How do I cross examine the safety and suitability of a particular library?
Quite a few of the popular projects for data analysis are open source so you can freely access and review the source code.
The prevailing consensus with projects which are open source is that “more eyes” - more people with access to the source code - makes it harder for anyone to introduce harmful or malicious code to the project in comparison to a closed source project.
Ultimately, though, unless you’re willing to review every line of code yourself the system boils down to trust and whether you’re comfortable trusting the project maintainers, contributors and the ecosystem in general not to pull a fast one and do something dodgy.
If the library is open source - Pandas being an example of one such project - then you can freely review the source to satisfy yourself that there’s nothing untoward going on. (For absolute clarity, I’m not suggesting there’s anything untoward in Pandas!)
Otherwise, it’s a calculated decision; if a high number of people are using it with no reported issues or incidents, do you take that as a sign it’s safe?
We never know the libraries themselves, or what they offer until we deep dive into the core and try to solve the same problems they do, but make it look easy. Experienced developers helped create those libraries to abstract away a lot of the redundant and tedious operations that were required in a vanilla solution.
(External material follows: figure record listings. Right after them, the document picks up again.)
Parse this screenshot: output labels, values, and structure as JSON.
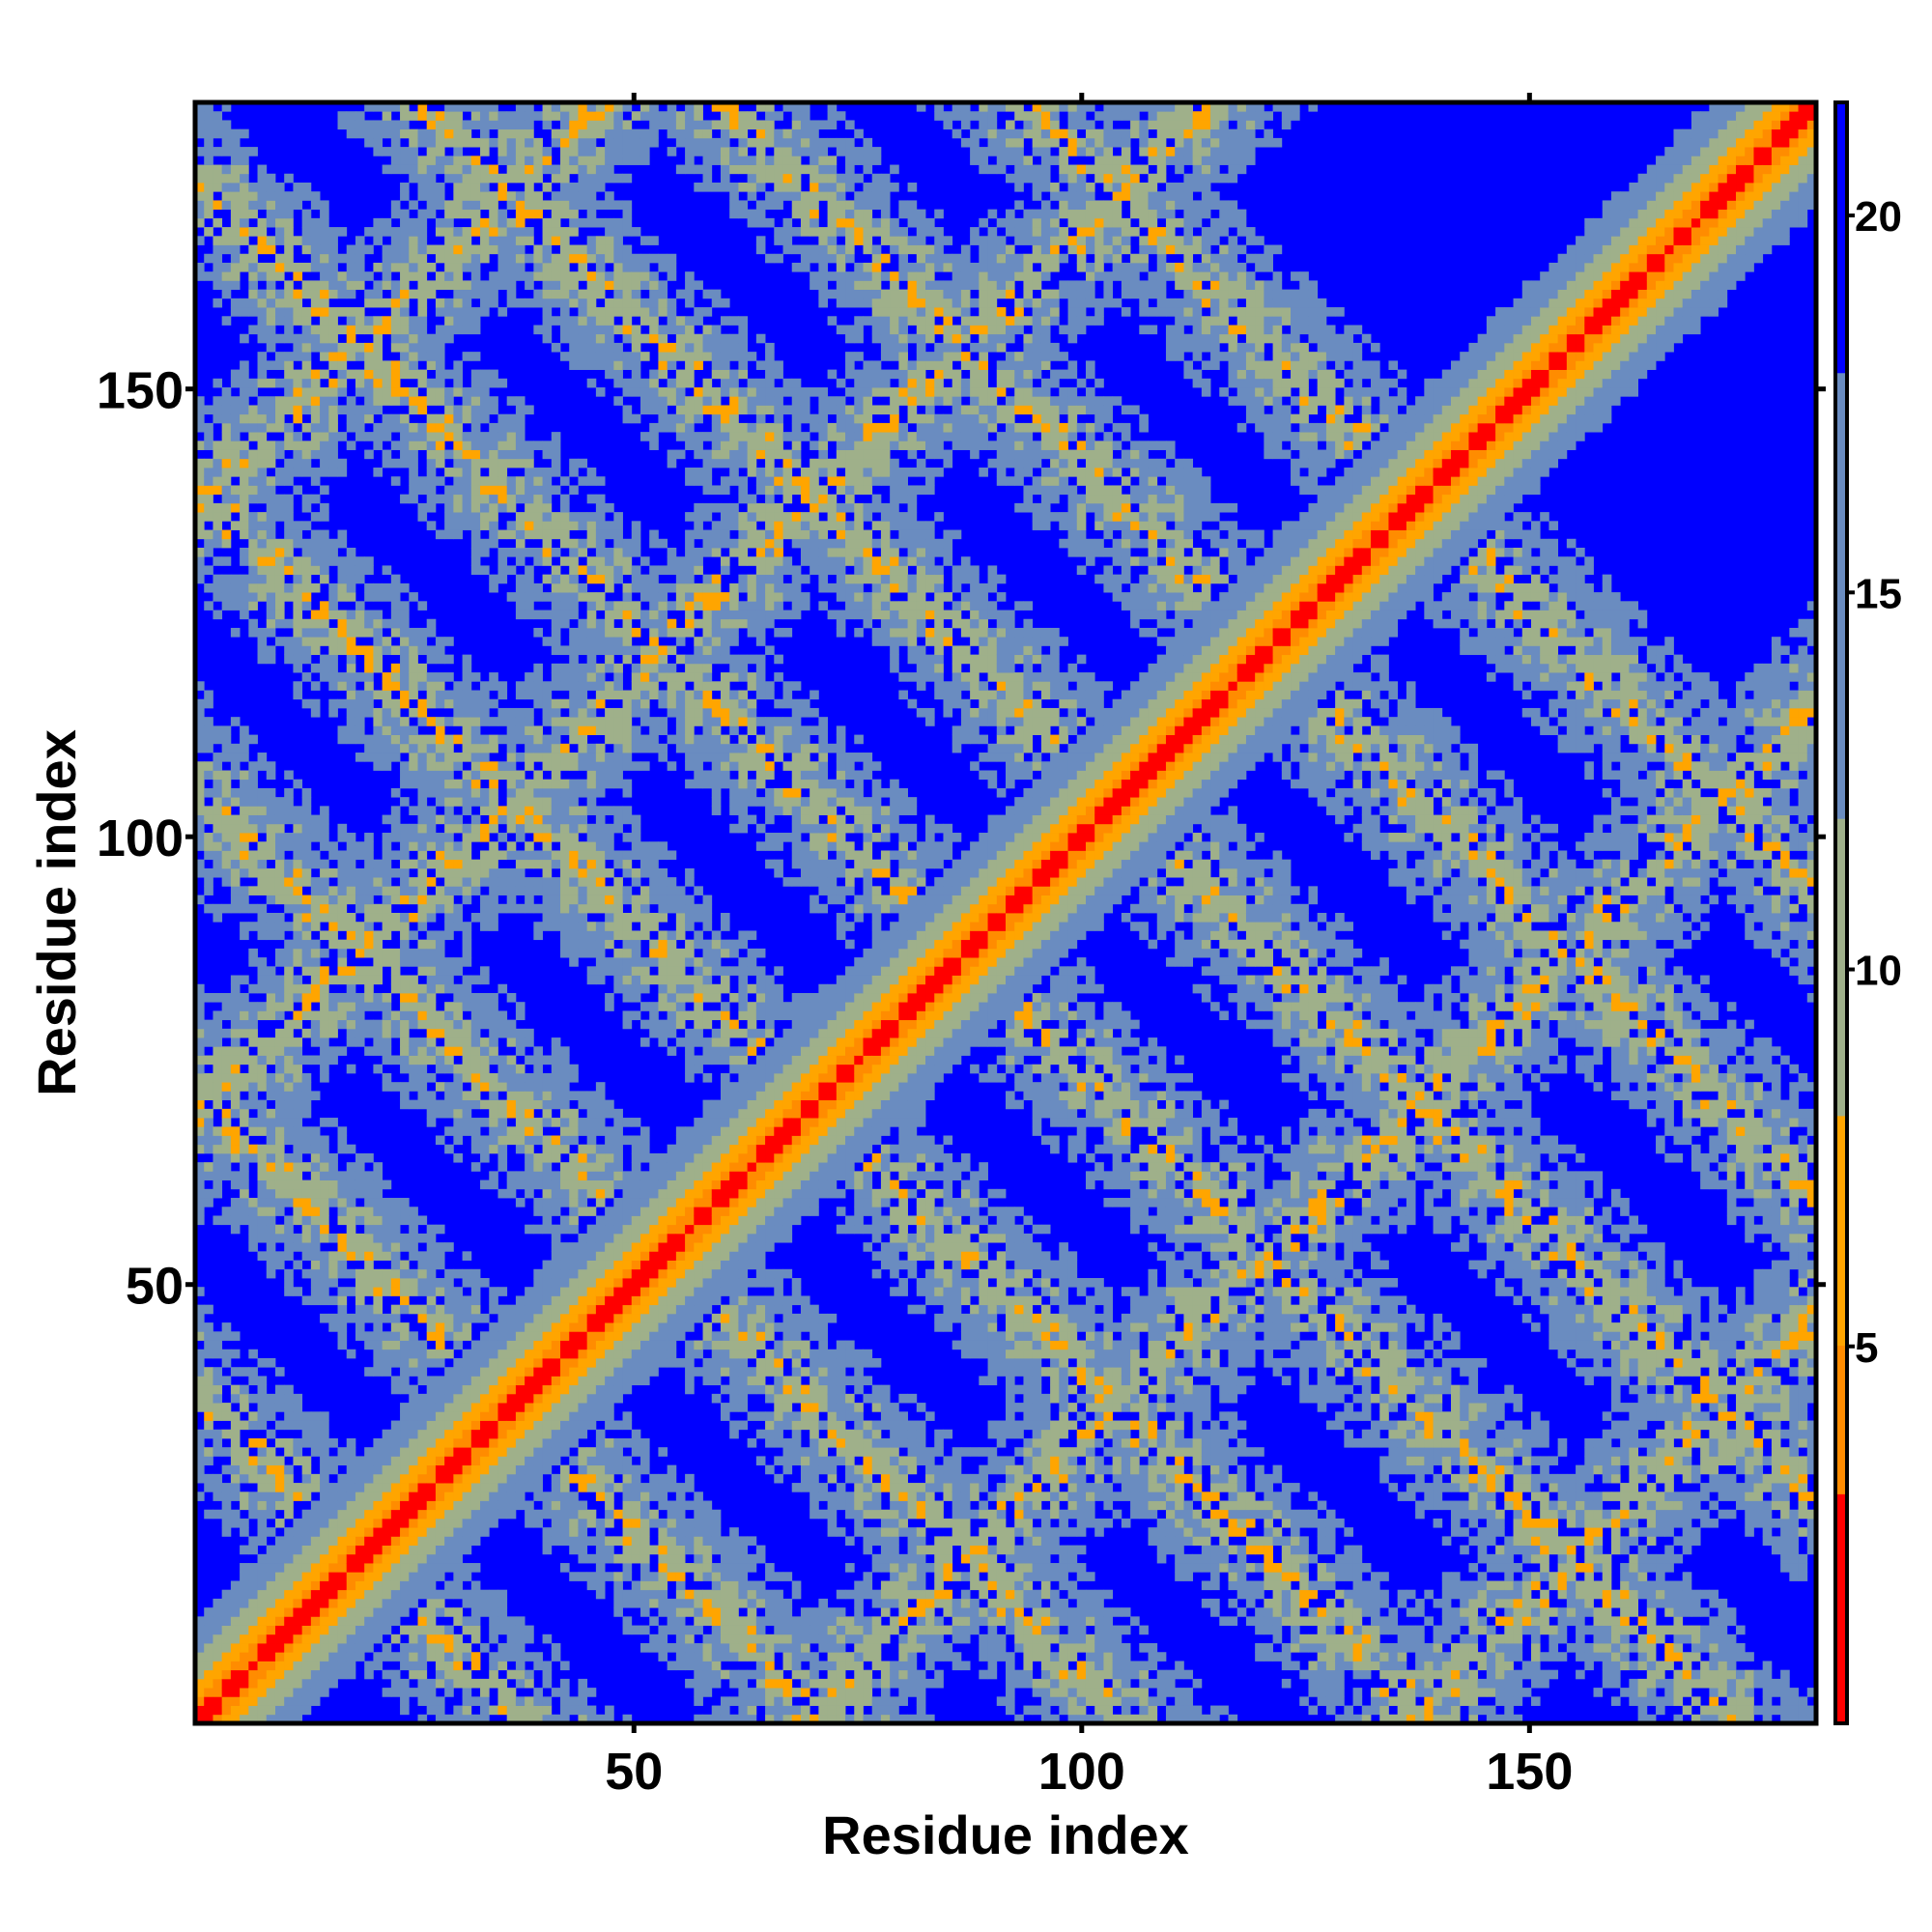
{
  "chart_data": {
    "type": "heatmap",
    "title": "",
    "xlabel": "Residue index",
    "ylabel": "Residue index",
    "xlim": [
      1,
      182
    ],
    "ylim": [
      1,
      182
    ],
    "x_ticks": [
      50,
      100,
      150
    ],
    "y_ticks": [
      50,
      100,
      150
    ],
    "colorbar": {
      "range": [
        0,
        21.5
      ],
      "ticks": [
        5,
        10,
        15,
        20
      ],
      "colors": {
        "near": "#ff0000",
        "mid": "#ff8c00",
        "orange": "#ffa500",
        "sage": "#9fb08a",
        "steel": "#6a8cc0",
        "far": "#0000ff"
      }
    },
    "value_description": "pairwise residue distance; symmetric map with strong diagonal band and periodic off-diagonal contact bands",
    "diagonal_bandwidth": 12,
    "contact_bands": [
      {
        "x_center": [
          37,
          2
        ],
        "y_center": [
          2,
          37
        ],
        "name": "anti-diag-1"
      },
      {
        "x_center": [
          70,
          2
        ],
        "y_center": [
          2,
          70
        ],
        "name": "anti-diag-2"
      },
      {
        "x_center": [
          104,
          2
        ],
        "y_center": [
          2,
          104
        ],
        "name": "anti-diag-3"
      },
      {
        "x_center": [
          137,
          37
        ],
        "y_center": [
          37,
          137
        ],
        "name": "anti-diag-4"
      },
      {
        "x_center": [
          181,
          70
        ],
        "y_center": [
          70,
          181
        ],
        "name": "anti-diag-5"
      }
    ]
  }
}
If you don’t have the problem, you don’t need the library.
jQuery is in its death throws because there is no more Internet Explorer to have to deal with. Edge is W3C compliant, for the most part. Newer libraries have emerged for that environment, the same as newer libraries emerged with the advent of Python 3. The language change helped abstract away some minor things and it opened up a whole new vista for libraries to focus on the real nuts and bolts, not the problem, and it gives you a leg up on whether a library actually helps solve it, or just uses smoke and mirrors.